José “Coco” Briceño tiene 73 años y nació en Plaza Huincul. Recuerda a su papá entrando a la casa de la familia “todo negro de petróleo” en los pocos momentos en los que podían estar juntos tras esos prolongados períodos en los que el hombre permanecía en un yacimiento. “Mi padre entró a trabajar en YPF en el 1923, pocos años después del Patria. Yo recuerdo cómo volvía. Eran años muy duros. En ese momento, un ypefiano no tenía ropa de laburo y se las arreglaba con una bombacha de gaucho, una camisa, un pañuelo y una gorra vasca. Se trabajaba así”, rememora Coco, él mismo un veterano de YPF (“No nos gusta ex ypefianos”, dice) que sabe del rigor con el que se trabajaba incluso en los años 70 en la cuenca neuquina.

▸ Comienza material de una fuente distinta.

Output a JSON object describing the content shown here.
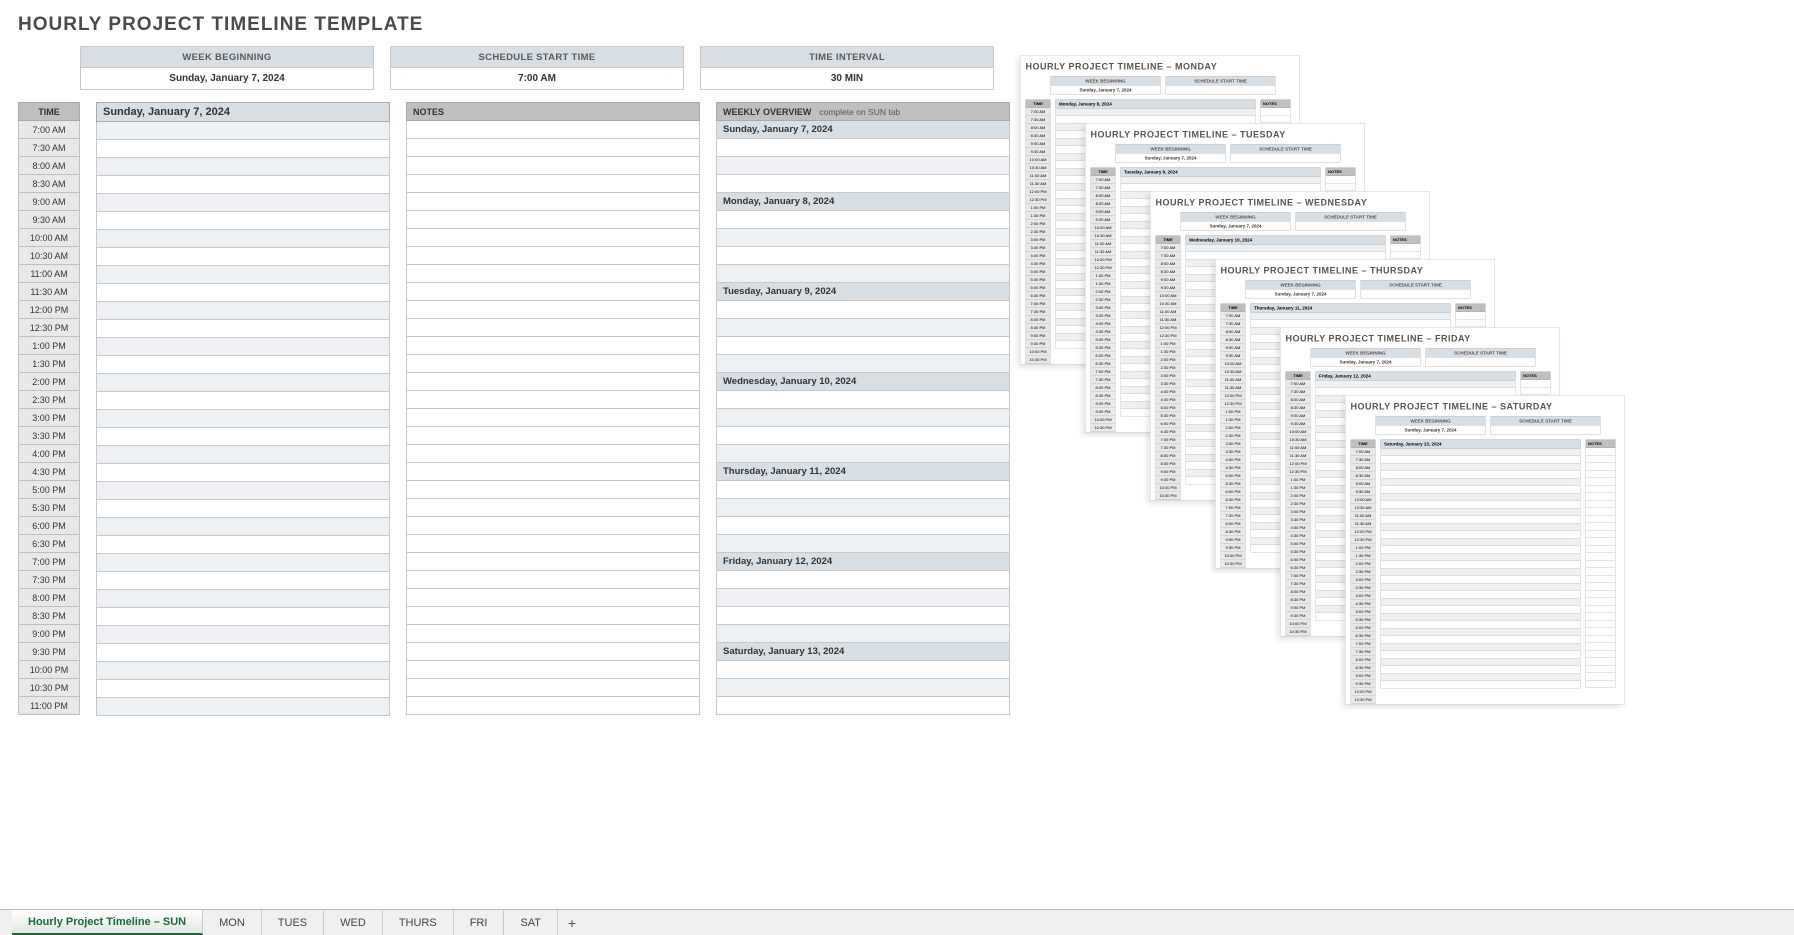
{
  "title": "HOURLY PROJECT TIMELINE TEMPLATE",
  "banners": {
    "week_beginning": {
      "label": "WEEK BEGINNING",
      "value": "Sunday, January 7, 2024"
    },
    "start_time": {
      "label": "SCHEDULE START TIME",
      "value": "7:00 AM"
    },
    "interval": {
      "label": "TIME INTERVAL",
      "value": "30 MIN"
    }
  },
  "headers": {
    "time": "TIME",
    "notes": "NOTES",
    "overview": "WEEKLY OVERVIEW",
    "overview_sub": "complete on SUN tab"
  },
  "day_header": "Sunday, January 7, 2024",
  "times": [
    "7:00 AM",
    "7:30 AM",
    "8:00 AM",
    "8:30 AM",
    "9:00 AM",
    "9:30 AM",
    "10:00 AM",
    "10:30 AM",
    "11:00 AM",
    "11:30 AM",
    "12:00 PM",
    "12:30 PM",
    "1:00 PM",
    "1:30 PM",
    "2:00 PM",
    "2:30 PM",
    "3:00 PM",
    "3:30 PM",
    "4:00 PM",
    "4:30 PM",
    "5:00 PM",
    "5:30 PM",
    "6:00 PM",
    "6:30 PM",
    "7:00 PM",
    "7:30 PM",
    "8:00 PM",
    "8:30 PM",
    "9:00 PM",
    "9:30 PM",
    "10:00 PM",
    "10:30 PM",
    "11:00 PM"
  ],
  "week_days": [
    "Sunday, January 7, 2024",
    "Monday, January 8, 2024",
    "Tuesday, January 9, 2024",
    "Wednesday, January 10, 2024",
    "Thursday, January 11, 2024",
    "Friday, January 12, 2024",
    "Saturday, January 13, 2024"
  ],
  "thumbnails": [
    {
      "title": "HOURLY PROJECT TIMELINE  –  MONDAY",
      "date": "Monday, January 8, 2024"
    },
    {
      "title": "HOURLY PROJECT TIMELINE  –  TUESDAY",
      "date": "Tuesday, January 9, 2024"
    },
    {
      "title": "HOURLY PROJECT TIMELINE  –  WEDNESDAY",
      "date": "Wednesday, January 10, 2024"
    },
    {
      "title": "HOURLY PROJECT TIMELINE  –  THURSDAY",
      "date": "Thursday, January 11, 2024"
    },
    {
      "title": "HOURLY PROJECT TIMELINE  –  FRIDAY",
      "date": "Friday, January 12, 2024"
    },
    {
      "title": "HOURLY PROJECT TIMELINE  –  SATURDAY",
      "date": "Saturday, January 13, 2024"
    }
  ],
  "thumb_labels": {
    "week_beginning": "WEEK BEGINNING",
    "week_beginning_val": "Sunday, January 7, 2024",
    "start_time": "SCHEDULE START TIME",
    "time": "TIME",
    "notes": "NOTES"
  },
  "thumb_times": [
    "7:00 AM",
    "7:30 AM",
    "8:00 AM",
    "8:30 AM",
    "9:00 AM",
    "9:30 AM",
    "10:00 AM",
    "10:30 AM",
    "11:00 AM",
    "11:30 AM",
    "12:00 PM",
    "12:30 PM",
    "1:00 PM",
    "1:30 PM",
    "2:00 PM",
    "2:30 PM",
    "3:00 PM",
    "3:30 PM",
    "4:00 PM",
    "4:30 PM",
    "5:00 PM",
    "5:30 PM",
    "6:00 PM",
    "6:30 PM",
    "7:00 PM",
    "7:30 PM",
    "8:00 PM",
    "8:30 PM",
    "9:00 PM",
    "9:30 PM",
    "10:00 PM",
    "10:30 PM"
  ],
  "tabs": [
    "Hourly Project Timeline – SUN",
    "MON",
    "TUES",
    "WED",
    "THURS",
    "FRI",
    "SAT"
  ],
  "active_tab": 0,
  "plus": "+"
}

La semana pasada fue uno de los petroleros reconocidos por el Gobierno en el contexto de las celebraciones por el centenario del hallazgo en el Pozo Patria de Plaza Huincul. “En esos primeros años muchos llegaban a caballo, en carro. Mi viejo se bajó del tren, había terminado la colimba, pidió laburo y le dieron. Así arrancó mi familia en Huincul”, dice Briceño, que estuvo “muy vinculado a la pueblada cuando nos quedamos sin trabajo” por la privatización de YPF: “Somos soldados del general Enrique Mosconi”, afirma con orgullo. “Perdimos compañeros por suicidio, eran muy jóvenes para jubilarse y muy viejos para conseguir trabajo”, recuerda sobre los 90, con los ojos enrojecidos. Hay como una catarata de recuerdos que le hacen un nudo en la garganta: “Es que YPF es, fue y será mi vida”, confiesa Briceño, que de todos modos aclara que habla de esa “vieja YPF en la que con nuestro trabajo defendimos la patria todos los días”.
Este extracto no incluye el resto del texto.